Anne (30): 40 Stunden pro Woche zu arbeiten ist moderne Sklaverei

Anne ist 30 und arbeitet seit fast zehn Jahren in Vollzeit. Fünf Tage pro Woche, acht Stunden am Tag, oft ergänzt durch Reisezeit, E-Mails am Abend und Nachrichten am Wochenende. “Wenn man es zusammenrechnet, ist man praktisch ständig mit Arbeit beschäftigt,” sagt sie. Was sie stört, ist nicht nur die Anzahl der Stunden, sondern die Vorstellung, dass das immer noch als normal gilt. “Wir tun so, als sei das die natürliche Ordnung, dabei ist es eigentlich eine Vereinbarung aus einer völlig anderen Zeit.”
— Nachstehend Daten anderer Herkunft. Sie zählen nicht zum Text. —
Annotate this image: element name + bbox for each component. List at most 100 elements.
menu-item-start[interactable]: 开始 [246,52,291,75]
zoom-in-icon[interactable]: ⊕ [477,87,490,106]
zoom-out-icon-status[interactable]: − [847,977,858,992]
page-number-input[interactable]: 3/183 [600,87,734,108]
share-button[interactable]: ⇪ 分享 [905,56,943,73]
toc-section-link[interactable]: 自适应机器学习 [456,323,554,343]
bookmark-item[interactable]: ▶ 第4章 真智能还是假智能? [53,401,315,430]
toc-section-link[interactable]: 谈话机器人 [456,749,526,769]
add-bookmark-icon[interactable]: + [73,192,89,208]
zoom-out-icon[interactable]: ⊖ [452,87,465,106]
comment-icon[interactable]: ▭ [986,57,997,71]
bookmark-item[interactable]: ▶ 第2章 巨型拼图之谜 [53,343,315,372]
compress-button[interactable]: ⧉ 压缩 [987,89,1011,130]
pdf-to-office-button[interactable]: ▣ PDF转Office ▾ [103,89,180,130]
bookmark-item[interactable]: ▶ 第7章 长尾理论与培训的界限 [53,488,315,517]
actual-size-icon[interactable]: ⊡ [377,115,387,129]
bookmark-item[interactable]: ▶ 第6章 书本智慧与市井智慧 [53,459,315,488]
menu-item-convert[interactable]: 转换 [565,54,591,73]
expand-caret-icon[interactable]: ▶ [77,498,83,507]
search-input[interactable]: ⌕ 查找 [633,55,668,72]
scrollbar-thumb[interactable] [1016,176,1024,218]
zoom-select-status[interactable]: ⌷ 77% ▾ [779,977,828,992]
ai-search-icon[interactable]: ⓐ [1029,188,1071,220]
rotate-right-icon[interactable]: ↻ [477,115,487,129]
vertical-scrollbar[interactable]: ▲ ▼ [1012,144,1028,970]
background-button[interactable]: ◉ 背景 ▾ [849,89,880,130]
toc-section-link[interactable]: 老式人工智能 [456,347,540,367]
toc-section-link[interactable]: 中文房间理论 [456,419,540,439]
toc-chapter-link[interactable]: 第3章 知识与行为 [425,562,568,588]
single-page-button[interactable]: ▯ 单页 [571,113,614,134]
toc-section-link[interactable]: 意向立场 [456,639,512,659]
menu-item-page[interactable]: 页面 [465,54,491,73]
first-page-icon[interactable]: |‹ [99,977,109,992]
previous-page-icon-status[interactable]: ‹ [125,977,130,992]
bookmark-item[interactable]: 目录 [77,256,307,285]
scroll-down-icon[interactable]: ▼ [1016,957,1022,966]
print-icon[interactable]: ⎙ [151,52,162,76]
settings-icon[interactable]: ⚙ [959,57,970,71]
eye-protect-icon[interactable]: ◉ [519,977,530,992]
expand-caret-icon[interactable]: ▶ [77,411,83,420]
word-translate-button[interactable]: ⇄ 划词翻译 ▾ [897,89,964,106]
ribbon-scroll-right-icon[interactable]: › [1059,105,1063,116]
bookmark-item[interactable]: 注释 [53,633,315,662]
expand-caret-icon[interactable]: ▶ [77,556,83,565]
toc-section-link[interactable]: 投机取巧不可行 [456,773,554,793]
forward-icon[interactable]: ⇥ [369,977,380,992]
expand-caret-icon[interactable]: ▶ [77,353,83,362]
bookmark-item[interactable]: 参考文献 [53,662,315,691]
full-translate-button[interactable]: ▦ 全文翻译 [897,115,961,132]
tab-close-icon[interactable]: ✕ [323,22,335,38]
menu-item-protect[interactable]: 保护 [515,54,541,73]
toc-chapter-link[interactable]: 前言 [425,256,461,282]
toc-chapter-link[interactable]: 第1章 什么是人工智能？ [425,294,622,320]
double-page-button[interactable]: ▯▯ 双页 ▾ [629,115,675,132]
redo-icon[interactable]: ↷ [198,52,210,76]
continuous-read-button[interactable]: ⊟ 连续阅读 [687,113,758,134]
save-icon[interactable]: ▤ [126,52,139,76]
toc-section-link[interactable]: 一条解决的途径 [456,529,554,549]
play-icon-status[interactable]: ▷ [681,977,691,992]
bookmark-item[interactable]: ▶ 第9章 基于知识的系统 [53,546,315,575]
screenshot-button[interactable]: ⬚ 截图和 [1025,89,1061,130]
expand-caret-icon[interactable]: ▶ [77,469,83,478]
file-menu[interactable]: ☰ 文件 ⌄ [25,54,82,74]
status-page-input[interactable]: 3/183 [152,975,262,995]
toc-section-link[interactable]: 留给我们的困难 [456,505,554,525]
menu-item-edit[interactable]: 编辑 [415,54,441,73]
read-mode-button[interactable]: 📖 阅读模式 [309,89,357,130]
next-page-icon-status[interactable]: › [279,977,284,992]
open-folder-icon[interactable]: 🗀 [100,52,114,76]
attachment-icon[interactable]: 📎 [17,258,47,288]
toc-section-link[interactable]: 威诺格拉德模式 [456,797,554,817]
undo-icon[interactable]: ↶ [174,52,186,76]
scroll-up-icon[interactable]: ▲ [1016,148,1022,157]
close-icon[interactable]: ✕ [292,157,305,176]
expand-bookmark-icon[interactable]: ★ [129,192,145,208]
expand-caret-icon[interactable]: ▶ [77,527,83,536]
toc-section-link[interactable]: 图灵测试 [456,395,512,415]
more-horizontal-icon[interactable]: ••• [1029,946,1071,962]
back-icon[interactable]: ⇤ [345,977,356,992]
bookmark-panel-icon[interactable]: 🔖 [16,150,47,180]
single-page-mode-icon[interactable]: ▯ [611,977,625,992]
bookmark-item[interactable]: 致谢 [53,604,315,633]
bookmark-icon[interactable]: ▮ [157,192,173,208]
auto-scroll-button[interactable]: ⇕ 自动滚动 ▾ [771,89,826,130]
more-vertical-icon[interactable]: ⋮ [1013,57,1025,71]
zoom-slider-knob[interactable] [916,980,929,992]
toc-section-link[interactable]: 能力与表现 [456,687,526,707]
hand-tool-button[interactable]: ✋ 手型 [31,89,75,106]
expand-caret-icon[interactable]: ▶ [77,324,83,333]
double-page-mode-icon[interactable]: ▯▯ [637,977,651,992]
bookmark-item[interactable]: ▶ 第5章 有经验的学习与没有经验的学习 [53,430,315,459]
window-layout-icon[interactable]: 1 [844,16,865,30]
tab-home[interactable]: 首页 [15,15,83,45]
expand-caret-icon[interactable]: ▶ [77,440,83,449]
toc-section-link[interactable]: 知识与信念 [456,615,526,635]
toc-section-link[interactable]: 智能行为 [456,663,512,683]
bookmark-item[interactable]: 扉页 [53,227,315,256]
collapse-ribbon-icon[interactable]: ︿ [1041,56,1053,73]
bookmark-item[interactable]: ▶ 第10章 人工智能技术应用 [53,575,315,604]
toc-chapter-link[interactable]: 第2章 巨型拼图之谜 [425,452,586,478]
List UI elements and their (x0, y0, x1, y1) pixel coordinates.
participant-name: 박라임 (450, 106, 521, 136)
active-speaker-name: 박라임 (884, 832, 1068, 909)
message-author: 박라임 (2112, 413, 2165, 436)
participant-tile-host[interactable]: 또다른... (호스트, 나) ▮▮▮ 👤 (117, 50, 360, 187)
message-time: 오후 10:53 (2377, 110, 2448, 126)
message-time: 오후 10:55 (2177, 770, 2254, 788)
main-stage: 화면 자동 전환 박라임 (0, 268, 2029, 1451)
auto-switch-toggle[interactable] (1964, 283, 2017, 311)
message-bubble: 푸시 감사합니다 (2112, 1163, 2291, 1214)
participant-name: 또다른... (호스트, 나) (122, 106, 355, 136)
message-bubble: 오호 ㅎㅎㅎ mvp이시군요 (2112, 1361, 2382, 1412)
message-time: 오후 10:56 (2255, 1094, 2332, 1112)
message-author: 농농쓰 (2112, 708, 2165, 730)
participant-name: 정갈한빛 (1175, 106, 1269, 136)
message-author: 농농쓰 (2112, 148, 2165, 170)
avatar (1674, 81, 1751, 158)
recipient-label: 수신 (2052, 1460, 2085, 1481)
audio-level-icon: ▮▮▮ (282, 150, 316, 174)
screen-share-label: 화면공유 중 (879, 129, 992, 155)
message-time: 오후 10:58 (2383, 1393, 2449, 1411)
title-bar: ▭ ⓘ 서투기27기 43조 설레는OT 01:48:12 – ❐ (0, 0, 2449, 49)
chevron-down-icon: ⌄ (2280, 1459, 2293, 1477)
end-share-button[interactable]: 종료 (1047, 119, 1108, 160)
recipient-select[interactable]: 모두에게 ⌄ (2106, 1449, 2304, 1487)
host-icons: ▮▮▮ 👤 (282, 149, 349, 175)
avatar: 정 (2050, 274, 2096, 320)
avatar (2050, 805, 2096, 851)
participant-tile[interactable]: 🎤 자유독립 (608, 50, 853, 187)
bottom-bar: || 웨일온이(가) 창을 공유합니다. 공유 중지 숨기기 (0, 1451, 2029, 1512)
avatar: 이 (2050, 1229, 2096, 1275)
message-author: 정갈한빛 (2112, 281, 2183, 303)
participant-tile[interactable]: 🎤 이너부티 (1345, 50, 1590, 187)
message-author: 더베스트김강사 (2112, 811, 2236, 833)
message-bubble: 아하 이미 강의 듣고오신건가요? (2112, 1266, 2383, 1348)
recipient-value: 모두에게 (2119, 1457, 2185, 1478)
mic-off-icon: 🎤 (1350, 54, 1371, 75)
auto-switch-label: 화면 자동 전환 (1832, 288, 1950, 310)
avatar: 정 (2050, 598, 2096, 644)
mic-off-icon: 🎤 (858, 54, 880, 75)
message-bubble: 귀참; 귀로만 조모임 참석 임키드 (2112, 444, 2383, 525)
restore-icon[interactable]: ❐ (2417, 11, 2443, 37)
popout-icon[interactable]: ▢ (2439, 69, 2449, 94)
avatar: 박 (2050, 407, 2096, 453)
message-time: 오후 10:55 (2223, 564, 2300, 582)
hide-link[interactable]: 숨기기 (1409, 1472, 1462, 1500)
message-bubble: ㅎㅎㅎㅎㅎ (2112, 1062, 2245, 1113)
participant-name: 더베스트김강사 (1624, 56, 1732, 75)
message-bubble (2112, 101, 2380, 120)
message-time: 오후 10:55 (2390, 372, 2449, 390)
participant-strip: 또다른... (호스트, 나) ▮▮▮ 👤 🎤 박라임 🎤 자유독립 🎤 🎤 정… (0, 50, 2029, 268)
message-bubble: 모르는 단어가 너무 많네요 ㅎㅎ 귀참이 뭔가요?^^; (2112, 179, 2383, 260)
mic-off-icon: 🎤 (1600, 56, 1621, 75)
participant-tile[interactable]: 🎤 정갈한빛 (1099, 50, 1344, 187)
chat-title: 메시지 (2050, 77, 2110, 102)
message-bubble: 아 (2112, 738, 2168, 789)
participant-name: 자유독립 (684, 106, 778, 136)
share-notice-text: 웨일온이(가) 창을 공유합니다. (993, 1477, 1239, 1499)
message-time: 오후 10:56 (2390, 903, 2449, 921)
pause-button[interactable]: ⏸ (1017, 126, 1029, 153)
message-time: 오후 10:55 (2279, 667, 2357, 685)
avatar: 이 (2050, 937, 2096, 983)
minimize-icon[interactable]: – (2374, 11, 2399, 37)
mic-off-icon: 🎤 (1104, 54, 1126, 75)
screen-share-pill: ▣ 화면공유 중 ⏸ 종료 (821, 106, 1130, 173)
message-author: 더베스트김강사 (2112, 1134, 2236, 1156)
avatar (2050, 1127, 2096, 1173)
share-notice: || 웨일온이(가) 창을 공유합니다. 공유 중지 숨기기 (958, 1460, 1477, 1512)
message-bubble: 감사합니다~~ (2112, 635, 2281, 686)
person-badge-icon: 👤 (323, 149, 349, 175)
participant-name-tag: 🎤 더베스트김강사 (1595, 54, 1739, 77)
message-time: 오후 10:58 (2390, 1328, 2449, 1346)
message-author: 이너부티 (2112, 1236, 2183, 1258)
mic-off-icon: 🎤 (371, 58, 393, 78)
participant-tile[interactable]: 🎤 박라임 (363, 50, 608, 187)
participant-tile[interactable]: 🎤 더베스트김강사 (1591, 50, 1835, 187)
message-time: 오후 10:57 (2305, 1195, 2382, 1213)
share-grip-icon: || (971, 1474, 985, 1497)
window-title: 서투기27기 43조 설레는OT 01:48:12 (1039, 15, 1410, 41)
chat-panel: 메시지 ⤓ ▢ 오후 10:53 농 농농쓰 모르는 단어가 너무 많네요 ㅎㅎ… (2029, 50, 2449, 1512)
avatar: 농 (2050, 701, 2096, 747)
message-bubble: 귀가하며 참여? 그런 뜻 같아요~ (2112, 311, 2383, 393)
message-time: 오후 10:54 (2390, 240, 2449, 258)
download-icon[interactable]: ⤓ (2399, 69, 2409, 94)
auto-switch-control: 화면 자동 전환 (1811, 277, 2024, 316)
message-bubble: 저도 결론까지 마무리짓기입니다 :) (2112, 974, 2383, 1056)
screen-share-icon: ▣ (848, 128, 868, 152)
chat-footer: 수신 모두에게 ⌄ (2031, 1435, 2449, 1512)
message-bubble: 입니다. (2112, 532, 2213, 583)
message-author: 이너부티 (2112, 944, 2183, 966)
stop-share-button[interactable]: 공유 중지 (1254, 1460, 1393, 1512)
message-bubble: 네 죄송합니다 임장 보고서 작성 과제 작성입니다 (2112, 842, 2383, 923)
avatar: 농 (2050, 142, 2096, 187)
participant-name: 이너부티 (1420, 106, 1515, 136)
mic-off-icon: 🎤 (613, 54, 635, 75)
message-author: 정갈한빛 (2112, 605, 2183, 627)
Arbeiten, um leben zu dürfen

Nach Ansicht von Anne besteht das Problem darin, dass Arbeit nicht mehr ein Mittel ist, sondern eine Voraussetzung, um überhaupt existieren zu dürfen. “Man arbeitet, um wohnen zu können, um die Gesundheitsversorgung zu bezahlen, um nicht durchs Raster zu fallen.” Freizeit fühlt sich dadurch nicht wie Freiheit an, sondern wie Erholung von Erschöpfung. “Dein Wochenende ist nicht dazu da, um zu leben, sondern um dich zu erholen, damit du am Montag wieder anfangen kannst.” Dieses Muster nennt sie beklemmend. “Das fühlt sich nicht wie eine Wahl an, sondern wie Zwang.”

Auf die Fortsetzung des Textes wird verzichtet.